Austria als Vorbild. 2. Liga Mitte / Forchtenstein-Trainer Franz Fleck lässt sich nicht zur Meisterschaft gratulieren und gibt Austria Wien als Vorbild aus.

Auf Meisterkurs. Forchtenstein-Trainer Franz „Peggy“ Fleck stapelt im Moment noch tief.  |  NOEN
Von Christian Pöltl

„Ich arbeite seit achtzehn Jahren in einer Bank und kann rechnen“, entgegnet Franz Fleck der Frage, ob er sich denn schon zum Meistertitel gratulieren lasse und lässt seine Rechenkünste prompt spielen: „Vier mal drei macht zwölf.

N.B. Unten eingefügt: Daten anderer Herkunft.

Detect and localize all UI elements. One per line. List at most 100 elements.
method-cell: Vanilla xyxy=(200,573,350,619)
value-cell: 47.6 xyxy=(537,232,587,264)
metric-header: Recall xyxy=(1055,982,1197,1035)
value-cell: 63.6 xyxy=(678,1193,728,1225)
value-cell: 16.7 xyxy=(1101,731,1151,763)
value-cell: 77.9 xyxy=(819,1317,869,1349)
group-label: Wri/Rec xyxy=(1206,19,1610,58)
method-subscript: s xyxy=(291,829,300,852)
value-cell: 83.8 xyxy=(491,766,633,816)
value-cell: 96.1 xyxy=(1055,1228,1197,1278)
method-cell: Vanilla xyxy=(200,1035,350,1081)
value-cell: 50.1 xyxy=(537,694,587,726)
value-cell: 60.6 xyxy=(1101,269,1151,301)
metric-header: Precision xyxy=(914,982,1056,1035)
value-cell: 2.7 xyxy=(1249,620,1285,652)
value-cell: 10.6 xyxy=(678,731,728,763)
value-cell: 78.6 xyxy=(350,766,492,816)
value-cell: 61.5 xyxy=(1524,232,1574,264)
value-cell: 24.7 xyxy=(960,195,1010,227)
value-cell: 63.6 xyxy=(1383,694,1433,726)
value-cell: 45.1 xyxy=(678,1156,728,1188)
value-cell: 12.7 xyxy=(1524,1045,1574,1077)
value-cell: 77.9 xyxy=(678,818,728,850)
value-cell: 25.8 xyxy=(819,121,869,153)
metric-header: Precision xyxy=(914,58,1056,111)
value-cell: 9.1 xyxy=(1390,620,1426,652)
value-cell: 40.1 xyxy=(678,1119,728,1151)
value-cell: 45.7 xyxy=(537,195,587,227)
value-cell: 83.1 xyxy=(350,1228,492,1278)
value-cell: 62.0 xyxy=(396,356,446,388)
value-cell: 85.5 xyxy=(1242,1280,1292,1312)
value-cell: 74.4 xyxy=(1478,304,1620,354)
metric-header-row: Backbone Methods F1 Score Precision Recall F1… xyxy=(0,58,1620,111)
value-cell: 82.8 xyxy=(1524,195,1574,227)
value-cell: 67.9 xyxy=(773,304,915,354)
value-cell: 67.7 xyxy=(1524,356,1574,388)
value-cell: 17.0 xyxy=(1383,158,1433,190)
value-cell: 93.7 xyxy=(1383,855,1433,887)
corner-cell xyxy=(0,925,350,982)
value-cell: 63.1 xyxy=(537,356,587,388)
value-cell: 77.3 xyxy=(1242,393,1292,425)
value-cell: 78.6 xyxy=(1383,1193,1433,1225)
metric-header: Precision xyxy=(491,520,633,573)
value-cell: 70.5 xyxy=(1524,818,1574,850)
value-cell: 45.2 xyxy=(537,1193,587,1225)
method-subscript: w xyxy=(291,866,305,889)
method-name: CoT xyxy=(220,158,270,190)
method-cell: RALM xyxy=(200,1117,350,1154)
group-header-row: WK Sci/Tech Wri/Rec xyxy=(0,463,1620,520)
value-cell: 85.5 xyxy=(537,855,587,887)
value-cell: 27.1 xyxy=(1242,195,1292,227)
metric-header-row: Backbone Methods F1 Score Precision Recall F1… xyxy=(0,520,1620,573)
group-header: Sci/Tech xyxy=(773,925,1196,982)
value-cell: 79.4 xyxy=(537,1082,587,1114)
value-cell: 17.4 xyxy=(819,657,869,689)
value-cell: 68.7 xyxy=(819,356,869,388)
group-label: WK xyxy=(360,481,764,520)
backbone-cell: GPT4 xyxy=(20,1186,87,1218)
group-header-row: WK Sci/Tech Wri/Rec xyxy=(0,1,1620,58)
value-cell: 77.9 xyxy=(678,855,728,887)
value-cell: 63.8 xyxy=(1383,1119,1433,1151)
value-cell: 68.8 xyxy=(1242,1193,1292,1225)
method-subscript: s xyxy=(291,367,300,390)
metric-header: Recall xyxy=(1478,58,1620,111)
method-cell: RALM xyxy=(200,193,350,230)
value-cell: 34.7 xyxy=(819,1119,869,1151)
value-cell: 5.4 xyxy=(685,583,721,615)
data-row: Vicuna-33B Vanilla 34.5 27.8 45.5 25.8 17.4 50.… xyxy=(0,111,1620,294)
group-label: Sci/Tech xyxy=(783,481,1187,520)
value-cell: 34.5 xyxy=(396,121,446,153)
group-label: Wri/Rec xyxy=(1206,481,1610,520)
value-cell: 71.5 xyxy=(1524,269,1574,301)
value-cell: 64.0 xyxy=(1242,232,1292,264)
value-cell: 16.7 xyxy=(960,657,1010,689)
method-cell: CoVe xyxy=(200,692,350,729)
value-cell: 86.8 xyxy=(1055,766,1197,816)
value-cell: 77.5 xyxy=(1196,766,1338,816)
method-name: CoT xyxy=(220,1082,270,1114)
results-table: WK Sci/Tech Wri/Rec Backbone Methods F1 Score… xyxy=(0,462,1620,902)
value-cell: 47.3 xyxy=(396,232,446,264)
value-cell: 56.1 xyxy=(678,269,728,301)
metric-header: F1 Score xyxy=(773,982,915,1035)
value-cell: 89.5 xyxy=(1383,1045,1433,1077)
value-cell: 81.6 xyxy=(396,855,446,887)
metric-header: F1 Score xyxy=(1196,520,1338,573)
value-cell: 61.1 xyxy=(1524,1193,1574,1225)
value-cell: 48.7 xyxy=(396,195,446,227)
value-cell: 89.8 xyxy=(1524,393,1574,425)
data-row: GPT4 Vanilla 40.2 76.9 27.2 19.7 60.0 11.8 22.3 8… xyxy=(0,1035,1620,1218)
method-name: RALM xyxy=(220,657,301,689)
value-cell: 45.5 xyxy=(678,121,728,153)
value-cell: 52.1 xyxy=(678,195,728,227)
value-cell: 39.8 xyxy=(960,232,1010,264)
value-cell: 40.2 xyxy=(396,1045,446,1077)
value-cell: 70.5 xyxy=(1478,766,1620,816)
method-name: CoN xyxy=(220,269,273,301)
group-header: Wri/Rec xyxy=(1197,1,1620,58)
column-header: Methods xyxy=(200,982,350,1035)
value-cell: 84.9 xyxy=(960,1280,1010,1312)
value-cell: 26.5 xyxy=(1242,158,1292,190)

Unser Vorsprung kann auch schnell wieder weg sein.“ Dennoch war der Heimsieg über Oberpullendorf schon ein Schritt in Richtung Meisterschaft, wobei Bad Sauerbrunn nun zum ersten Verfolger avancierte. Fleck möchte die Konzentration seiner Truppe jedoch auf maximalem Anschlag halten. „Es warten vierzehn Endspiele auf uns. Meine Zielvorgabe ist, dass wir den Vorsprung weiter ausbauen. Da wollen wir uns an der Wiener Austria ein Vorbild nehmen“, erklärt Fleck seine Haltung zum auf elf Zähler angewachsenen Punktevorsprung und misst den Heimerfolg gegenüber Oberpullendorf entsprechend hohe Bedeutung zu: „Wir gingen mit dem Mindestziel Unentschieden in das Spiel. Die Mannschaft erarbeitete sich diesen wichtigen Sieg aber vorbildlich. Da gibt es ein Pauschallob“, streut Fleck Rosen, um jedoch auf den Folgegegner Antau aufmerksam zu machen.

Spielverschiebung wurde abgelehnt 

Die Antauer dürften übrigens besonders motiviert antreten. Der gewünschten Spielverschiebung der Antauer stimmte man seitens Forchtensteins nämlich nicht zu. Spieltermin bleibt somit Sonntag, 15 Uhr.